Et ce qui nous intéresse particulièrement c’est la position de l’administration au sujet du sort fiscal des moins-values susceptibles d’apparaître dans ce genre de schéma. A cet égard, elle traite notamment de deux situations

Photo de Susan Q Yin sur Unsplash

Dans la première occurrence, il est évidemment tout à fait possible que la revente des titres de la société holding fasse apparaître une moins-value. Cette revente entraîne bien entendu la remise en cause du report d’imposition de la plus-value initiale constatée lors de l’apport. Et, normalement, celle-ci, déterminée dans son montant lors de l’apport doit être immédiatement imposée. Maintenant, la cession des titres mêmes du holding peut générer l’apparition d’une moins-value. L’administration traite alors du sort fiscal de cette moins-value de cession des titres du holding dans un sens favorable au cédant (BOFIP-RES-RPPM-000114.-07/12/2022). Elle admet que celle-ci soit imputable sur la plus-value mise en report et qui tombe d’elle-même du fait même de cette cession. Etablir dès lors une relation entre la plus-value initiale et cette moins-value de cession des titrez du holding témoigne à l’évidence d’une certaine logique.

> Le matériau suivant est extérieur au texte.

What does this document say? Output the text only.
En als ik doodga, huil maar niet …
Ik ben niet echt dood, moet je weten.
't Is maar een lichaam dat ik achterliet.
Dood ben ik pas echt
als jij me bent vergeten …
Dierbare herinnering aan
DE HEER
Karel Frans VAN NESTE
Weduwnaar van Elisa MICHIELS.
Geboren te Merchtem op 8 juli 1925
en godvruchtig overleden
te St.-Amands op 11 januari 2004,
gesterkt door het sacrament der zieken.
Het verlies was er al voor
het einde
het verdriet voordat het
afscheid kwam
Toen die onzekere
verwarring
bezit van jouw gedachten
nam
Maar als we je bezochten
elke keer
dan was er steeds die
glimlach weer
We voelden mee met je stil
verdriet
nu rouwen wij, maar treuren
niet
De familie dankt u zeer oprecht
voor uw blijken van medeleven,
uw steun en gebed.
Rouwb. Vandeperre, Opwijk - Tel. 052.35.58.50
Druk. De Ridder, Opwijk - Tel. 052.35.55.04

Cette doctrine revêt dès lors une grande importance. Aucune disposition légale ne permet en effet une telle compensation entre la plus-value d’apport et la moins-value de cession des titres du holding. Mais sur le fondement de cette doctrine, le conseiller peut du même coup procéder à une telle compensation sans nulle crainte. Cette doctrine est en effet opposable à l’administration sur le fondement des dispositions de l’article L. 80 A du LPF. La sécurité fiscale est par conséquent totale.

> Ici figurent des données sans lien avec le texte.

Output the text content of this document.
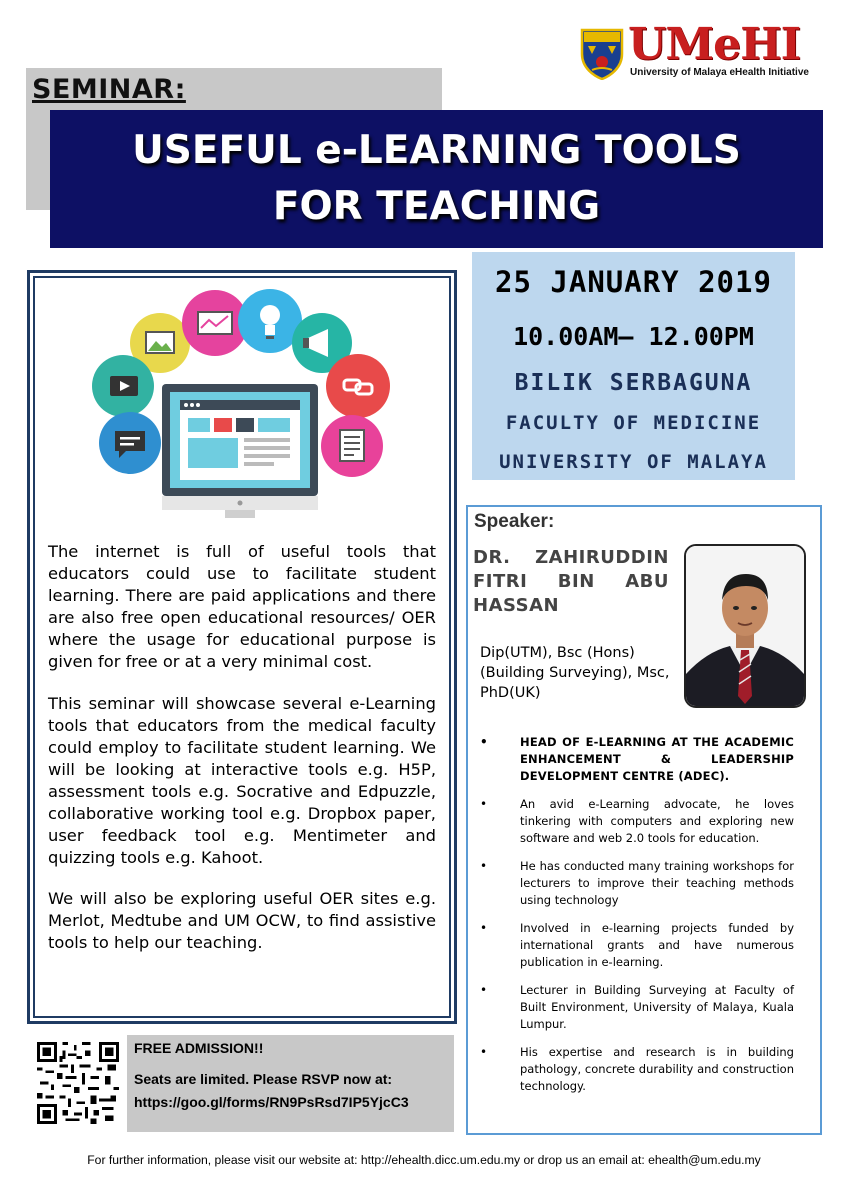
SEMINAR:
UMeHI
University of Malaya eHealth Initiative
USEFUL e-LEARNING TOOLS
FOR TEACHING
25 JANUARY 2019
10.00AM– 12.00PM
BILIK SERBAGUNA
FACULTY OF MEDICINE
UNIVERSITY OF MALAYA
The internet is full of useful tools that educators could use to facilitate student learning. There are paid applications and there are also free open educational resources/ OER where the usage for educational purpose is given for free or at a very minimal cost.
This seminar will showcase several e-Learning tools that educators from the medical faculty could employ to facilitate student learning. We will be looking at interactive tools e.g. H5P, assessment tools e.g. Socrative and Edpuzzle, collaborative working tool e.g. Dropbox paper, user feedback tool e.g. Mentimeter and quizzing tools e.g. Kahoot.
We will also be exploring useful OER sites e.g. Merlot, Medtube and UM OCW, to find assistive tools to help our teaching.
Speaker:
DR. ZAHIRUDDIN FITRI BIN ABU HASSAN
Dip(UTM), Bsc (Hons) (Building Surveying), Msc, PhD(UK)
• HEAD OF E-LEARNING AT THE ACADEMIC ENHANCEMENT & LEADERSHIP DEVELOPMENT CENTRE (ADEC).
• An avid e-Learning advocate, he loves tinkering with computers and exploring new software and web 2.0 tools for education.
• He has conducted many training workshops for lecturers to improve their teaching methods using technology
• Involved in e-learning projects funded by international grants and have numerous publication in e-learning.
• Lecturer in Building Surveying at Faculty of Built Environment, University of Malaya, Kuala Lumpur.
• His expertise and research is in building pathology, concrete durability and construction technology.
FREE ADMISSION!!
Seats are limited. Please RSVP now at:
https://goo.gl/forms/RN9PsRsd7IP5YjcC3
For further information, please visit our website at: http://ehealth.dicc.um.edu.my or drop us an email at: ehealth@um.edu.my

Dans la seconde occurrence, celle dans laquelle le holding réalise une moins-value de cession des titres qui lui ont été apportés, cette analyse ne pourrait en aucun cas être transposée. Dans cette circonstance en effet, l’administration rappelle que si le report d’imposition n’est alors pas remis en cause, son maintien implique le remploi du prix de cession des titres apportés à hauteur de 60 % dans une activité économique éligible au bénéfice des dispositions légales. La solution ne prête ici aucunement le flanc à la critique. Aucune compensation entre plus-value mise en report et moins-value de cession des titres apportés ne peut à l’évidence réalisée parce que l’une et l’autre sont constatées par deux personnes juridiques distinctes. La plus-value en report est réalisée par l’apporteur personne physique, cependant que la moins-value de cession des titres apportés est constatée par le holding, personne morale parfaitement indépendante. 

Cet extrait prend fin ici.